Surprisingly, even liberal Obama appointee Justice Sonia Sotomayor appeared to side with the argument of traditional marriage advocates that states need more time to sort out the marriage issue and it is premature for the High Court to wade into the debate just now. “If the issue is letting the states experiment and letting the society have more time to figure out its direction, why is taking a case now the answer?” questioned Sotomayer.

OneNewsNow noted that erstwhile conservative Antonin Scalia appeared to be one of the most skeptical justices regarding DOMA's constitutionality, asking same-sex marriage attorney Ted Olsen: “I'm curious, when did it become unconstitutional to exclude homosexual couples from marriage? 1791? 1868 — when the Fourteenth Amendment was adopted? Was it always unconstitutional?”

To which Olsen replied, “ … when we as a culture determined that sexual orientation is a characteristic of individuals that they cannot control ... at that point limiting marriage became unconstitutional.” Wondered Scalia, “When did that happen?” — to which Olsen replied: “There's no specific date in time. This is an evolutionary cycle.”

BP News reported that the Supreme Court justices “spent almost half of the nearly two hours of arguments hearing from lawyers debating whether the House of Representatives leadership had standing to defend DOMA after President Obama's administration refused to advocate for it and whether the High Court has jurisdiction over the appeal since the Department of Justice agreed with the Second Circuit Court of Appeal's invalidation of the law.

CBN News noted that overwhelmingly those who oppose same-sex marriage do so on conservative moral and religious grounds. Representative of that position were the comments of the Rev. Wiley Drake, pastor of First Southern Baptist Church in Buena Vista, California, who argued that the court needed to draw a moral line. “It's very, very important that this court says, 'Enough is enough,'” Drake declared after the two-day High Court hearings, adding that the Court should decide that “we will not go against God's rule for marriage.”

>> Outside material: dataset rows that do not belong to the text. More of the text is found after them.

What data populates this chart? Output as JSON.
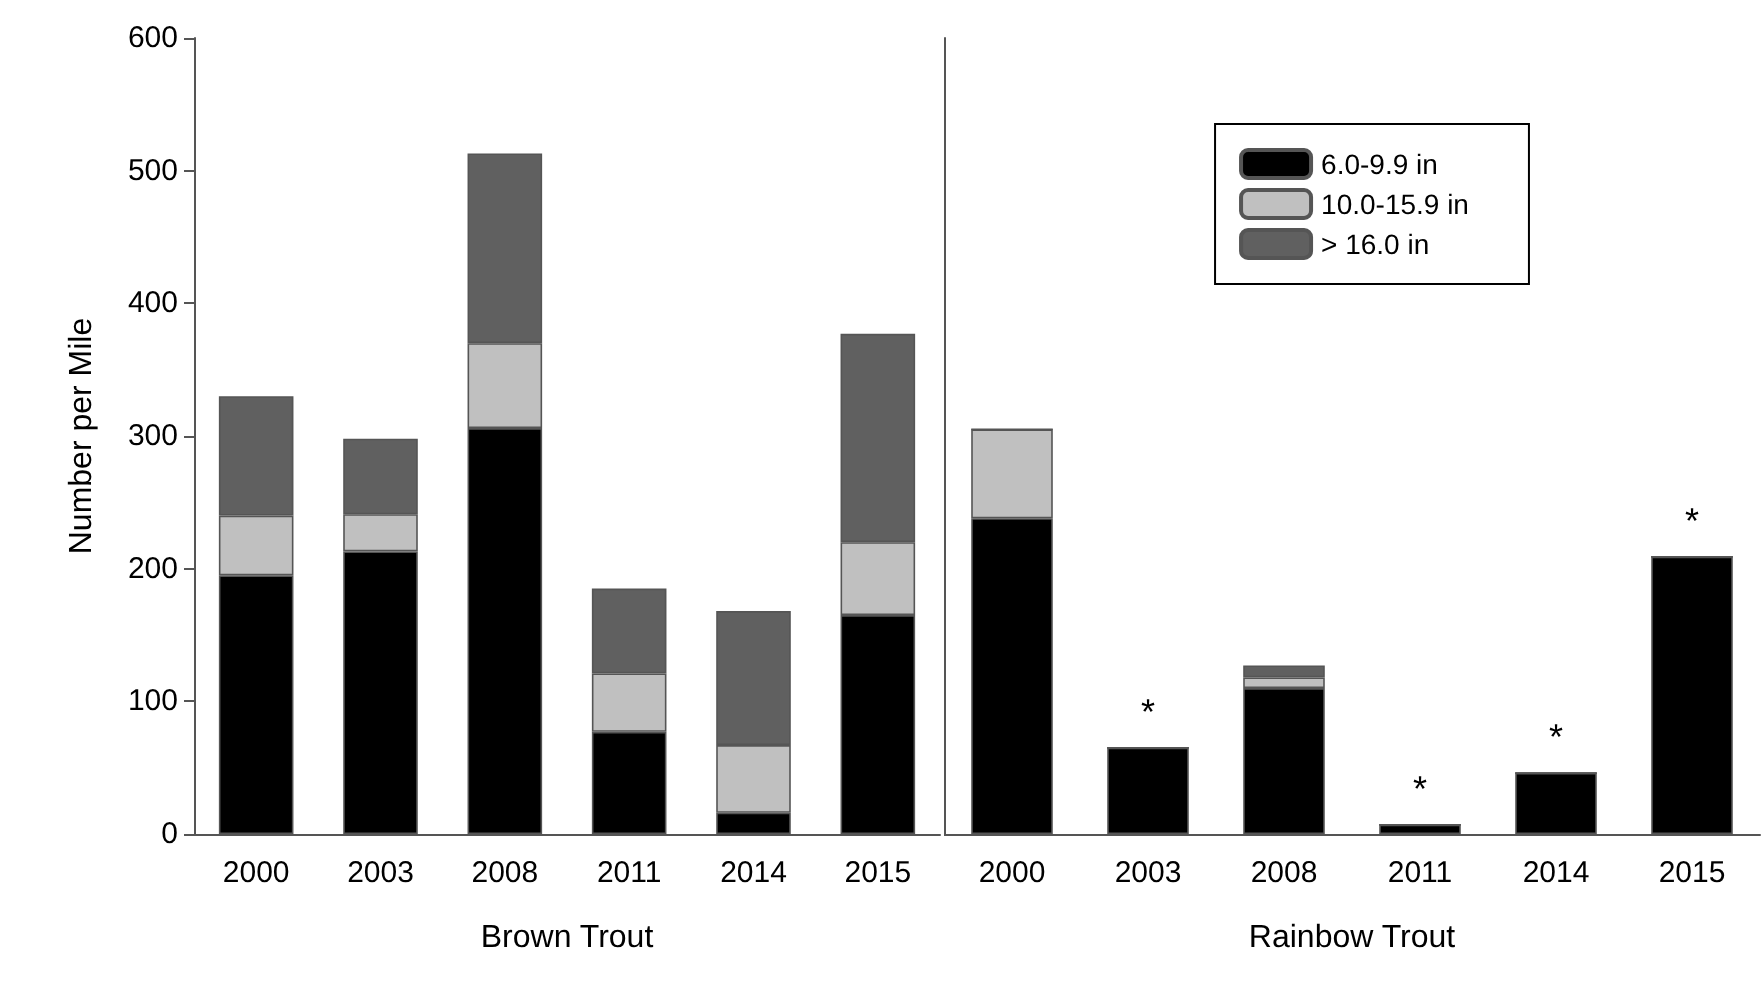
{
  "chart_data": [
    {
      "type": "bar",
      "xlabel": "Brown Trout",
      "ylabel": "Number per Mile",
      "categories": [
        "2000",
        "2003",
        "2008",
        "2011",
        "2014",
        "2015"
      ],
      "stacked": true,
      "ylim": [
        0,
        600
      ],
      "yticks": [
        0,
        100,
        200,
        300,
        400,
        500,
        600
      ],
      "legend": false,
      "series": [
        {
          "color": "#000000",
          "values": [
            195,
            213,
            306,
            77,
            16,
            165
          ]
        },
        {
          "color": "#c0c0c0",
          "values": [
            45,
            28,
            64,
            44,
            51,
            55
          ]
        },
        {
          "color": "#606060",
          "values": [
            90,
            57,
            143,
            64,
            101,
            157
          ]
        }
      ]
    },
    {
      "type": "bar",
      "xlabel": "Rainbow Trout",
      "categories": [
        "2000",
        "2003",
        "2008",
        "2011",
        "2014",
        "2015"
      ],
      "stacked": true,
      "ylim": [
        0,
        600
      ],
      "yticks": [
        0,
        100,
        200,
        300,
        400,
        500,
        600
      ],
      "tick_labels": "x",
      "legend": "top",
      "series": [
        {
          "name": "6.0-9.9 in",
          "color": "#000000",
          "values": [
            238,
            65,
            110,
            7,
            46,
            209
          ]
        },
        {
          "name": "10.0-15.9 in",
          "color": "#c0c0c0",
          "values": [
            67,
            0,
            8,
            0,
            0,
            0
          ]
        },
        {
          "name": "> 16.0 in",
          "color": "#606060",
          "values": [
            0,
            0,
            9,
            0,
            0,
            0
          ]
        }
      ],
      "annotations": [
        {
          "text": "*",
          "x": "2003",
          "y": 65
        },
        {
          "text": "*",
          "x": "2011",
          "y": 7
        },
        {
          "text": "*",
          "x": "2014",
          "y": 46
        },
        {
          "text": "*",
          "x": "2015",
          "y": 209
        }
      ]
    }
  ]
}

While nearly all media outlets framed the debate over the DOMA and Prop. 8 cases as liberal same-sex marriage advocates versus conservative proponents of traditional marriage, completely left out of the discussion was the option that former Congressman Ron Paul has advocated for years — keeping all government out of the issue of marriage entirely.

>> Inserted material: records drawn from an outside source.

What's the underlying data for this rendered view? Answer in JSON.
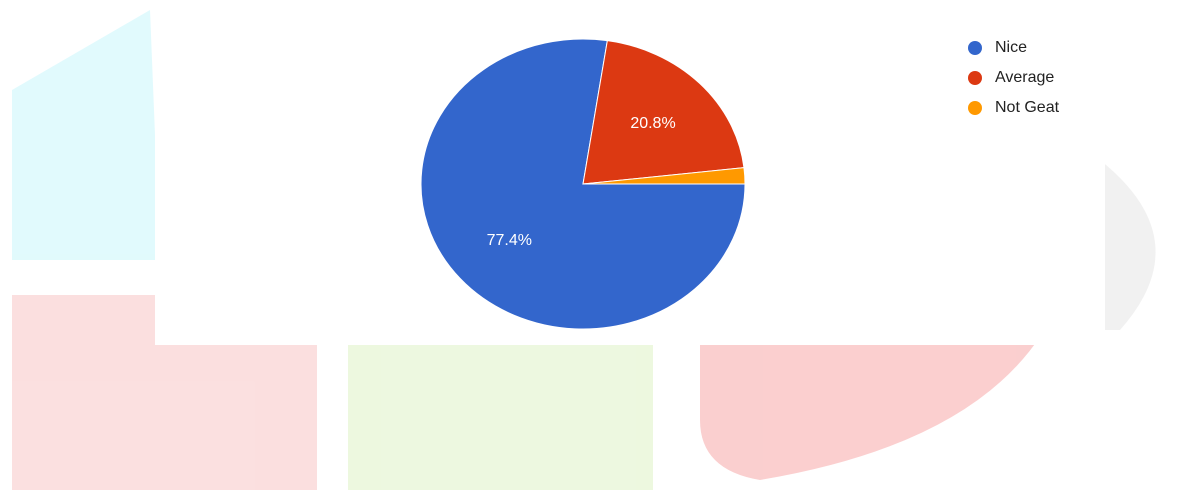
{
  "chart_data": {
    "type": "pie",
    "categories": [
      "Nice",
      "Average",
      "Not Geat"
    ],
    "values": [
      77.4,
      20.8,
      1.8
    ],
    "value_labels": [
      "77.4%",
      "20.8%",
      null
    ],
    "colors": [
      "#3366cc",
      "#dc3912",
      "#ff9900"
    ],
    "legend": "top-right"
  }
}
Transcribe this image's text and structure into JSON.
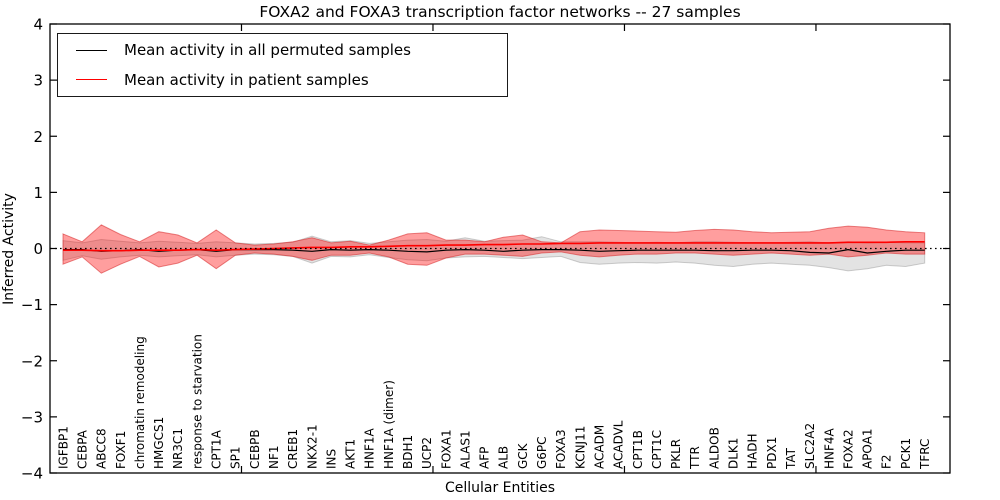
{
  "window": {
    "title": "FOXA2 and FOXA3 transcription factor networks -- 27 samples"
  },
  "legend": {
    "entries": [
      {
        "label": "Mean activity in all permuted samples",
        "color": "#000000"
      },
      {
        "label": "Mean activity in patient samples",
        "color": "#ff0000"
      }
    ],
    "position": "upper left",
    "border_color": "#1a1a1a"
  },
  "colors": {
    "permuted_line": "#000000",
    "patient_line": "#ff0000",
    "permuted_band_fill": "rgba(100,100,100,0.18)",
    "permuted_band_edge": "rgba(100,100,100,0.30)",
    "patient_band_fill": "rgba(255,0,0,0.38)",
    "patient_band_edge": "rgba(214,39,40,0.55)",
    "zero_line": "#000000",
    "axis": "#000000",
    "background": "#ffffff"
  },
  "chart_data": {
    "type": "line",
    "title": "FOXA2 and FOXA3 transcription factor networks -- 27 samples",
    "xlabel": "Cellular Entities",
    "ylabel": "Inferred Activity",
    "ylim": [
      -4,
      4
    ],
    "yticks": [
      -4,
      -3,
      -2,
      -1,
      0,
      1,
      2,
      3,
      4
    ],
    "xlim": [
      0,
      47
    ],
    "xticks": [
      10,
      20,
      30,
      40
    ],
    "grid": false,
    "legend_position": "upper left",
    "zero_reference_line": {
      "y": 0,
      "style": "dotted",
      "color": "#000000"
    },
    "categories": [
      "IGFBP1",
      "CEBPA",
      "ABCC8",
      "FOXF1",
      "chromatin remodeling",
      "HMGCS1",
      "NR3C1",
      "response to starvation",
      "CPT1A",
      "SP1",
      "CEBPB",
      "NF1",
      "CREB1",
      "NKX2-1",
      "INS",
      "AKT1",
      "HNF1A",
      "HNF1A (dimer)",
      "BDH1",
      "UCP2",
      "FOXA1",
      "ALAS1",
      "AFP",
      "ALB",
      "GCK",
      "G6PC",
      "FOXA3",
      "KCNJ11",
      "ACADM",
      "ACADVL",
      "CPT1B",
      "CPT1C",
      "PKLR",
      "TTR",
      "ALDOB",
      "DLK1",
      "HADH",
      "PDX1",
      "TAT",
      "SLC2A2",
      "HNF4A",
      "FOXA2",
      "APOA1",
      "F2",
      "PCK1",
      "TFRC"
    ],
    "series": [
      {
        "name": "Mean activity in all permuted samples",
        "color": "#000000",
        "width": 1.2,
        "values": [
          -0.02,
          -0.02,
          -0.05,
          -0.04,
          -0.02,
          -0.05,
          -0.03,
          -0.02,
          -0.05,
          -0.02,
          -0.02,
          -0.02,
          -0.03,
          -0.05,
          -0.02,
          -0.03,
          -0.02,
          -0.03,
          -0.05,
          -0.06,
          -0.03,
          -0.02,
          -0.03,
          -0.05,
          -0.03,
          -0.02,
          -0.02,
          -0.03,
          -0.05,
          -0.04,
          -0.03,
          -0.03,
          -0.03,
          -0.03,
          -0.04,
          -0.04,
          -0.03,
          -0.03,
          -0.04,
          -0.07,
          -0.08,
          -0.02,
          -0.08,
          -0.05,
          -0.03,
          -0.03
        ]
      },
      {
        "name": "Mean activity in patient samples",
        "color": "#ff0000",
        "width": 1.6,
        "values": [
          -0.03,
          -0.03,
          -0.04,
          -0.04,
          -0.03,
          -0.03,
          -0.03,
          -0.02,
          -0.03,
          -0.02,
          -0.01,
          0.0,
          0.01,
          0.02,
          0.02,
          0.03,
          0.03,
          0.04,
          0.05,
          0.05,
          0.06,
          0.06,
          0.07,
          0.07,
          0.08,
          0.08,
          0.09,
          0.09,
          0.1,
          0.1,
          0.1,
          0.1,
          0.1,
          0.1,
          0.1,
          0.1,
          0.1,
          0.1,
          0.1,
          0.1,
          0.1,
          0.11,
          0.11,
          0.11,
          0.12,
          0.12
        ]
      }
    ],
    "bands": [
      {
        "name": "permuted-activity-range",
        "hi": [
          0.14,
          0.1,
          0.16,
          0.13,
          0.1,
          0.13,
          0.11,
          0.09,
          0.12,
          0.1,
          0.08,
          0.09,
          0.11,
          0.22,
          0.12,
          0.14,
          0.09,
          0.12,
          0.15,
          0.16,
          0.13,
          0.19,
          0.13,
          0.14,
          0.15,
          0.21,
          0.12,
          0.12,
          0.12,
          0.11,
          0.1,
          0.11,
          0.1,
          0.12,
          0.12,
          0.11,
          0.1,
          0.1,
          0.11,
          0.12,
          0.1,
          0.12,
          0.1,
          0.11,
          0.1,
          0.1
        ],
        "lo": [
          -0.21,
          -0.13,
          -0.19,
          -0.15,
          -0.12,
          -0.15,
          -0.13,
          -0.11,
          -0.15,
          -0.12,
          -0.1,
          -0.11,
          -0.14,
          -0.26,
          -0.14,
          -0.15,
          -0.11,
          -0.16,
          -0.2,
          -0.22,
          -0.17,
          -0.15,
          -0.14,
          -0.16,
          -0.18,
          -0.16,
          -0.14,
          -0.25,
          -0.28,
          -0.26,
          -0.25,
          -0.26,
          -0.24,
          -0.26,
          -0.3,
          -0.32,
          -0.28,
          -0.26,
          -0.28,
          -0.3,
          -0.34,
          -0.4,
          -0.36,
          -0.3,
          -0.32,
          -0.26
        ]
      },
      {
        "name": "patient-activity-range",
        "hi": [
          0.26,
          0.12,
          0.42,
          0.25,
          0.12,
          0.3,
          0.24,
          0.1,
          0.33,
          0.1,
          0.06,
          0.08,
          0.12,
          0.19,
          0.1,
          0.13,
          0.06,
          0.15,
          0.26,
          0.28,
          0.15,
          0.15,
          0.12,
          0.2,
          0.24,
          0.12,
          0.1,
          0.3,
          0.33,
          0.32,
          0.31,
          0.3,
          0.29,
          0.32,
          0.34,
          0.33,
          0.3,
          0.28,
          0.29,
          0.3,
          0.36,
          0.4,
          0.38,
          0.33,
          0.3,
          0.28
        ],
        "lo": [
          -0.28,
          -0.15,
          -0.44,
          -0.28,
          -0.14,
          -0.33,
          -0.26,
          -0.12,
          -0.36,
          -0.12,
          -0.08,
          -0.1,
          -0.14,
          -0.21,
          -0.12,
          -0.12,
          -0.08,
          -0.15,
          -0.28,
          -0.3,
          -0.17,
          -0.1,
          -0.1,
          -0.12,
          -0.14,
          -0.08,
          -0.06,
          -0.12,
          -0.15,
          -0.12,
          -0.1,
          -0.1,
          -0.08,
          -0.08,
          -0.1,
          -0.12,
          -0.1,
          -0.08,
          -0.1,
          -0.12,
          -0.1,
          -0.15,
          -0.12,
          -0.08,
          -0.1,
          -0.1
        ]
      }
    ]
  }
}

“I think the government should just be out of it,” said Paul, who is a Christian and who has emphasized that he personally believes marriage “should be between a single man and a single woman.” Nonetheless, during the last presidential campaign he stood nearly alone in his view that government has no role in defining or enforcing marriage. “I think it should be done by the church or private contract,” he said, “and we shouldn’t have this argument [of] who's married and who isn’t married. I have my standards, but I shouldn’t have to impose my standards on others. Other people have their standards and they have no right to impose their marriage standards on me.”

In his book Liberty Defined, Paul writes that in a free society, “all voluntary and consensual agreements would be recognized,” adding, “There should essentially be no limits to the voluntary definition of marriage.”

The former congressman explained that in a free society each person “can have his or her own definition of what marriage means, and if an agreement or contract is reached by the participants, it would qualify as a civil contract if desired.... Why not tolerate everyone’s definition as long as neither side uses force to impose its views on the other? Problem solved!”

The Supreme Court's decisions in both the Prop. 8 and DOMA cases are not expected before late June.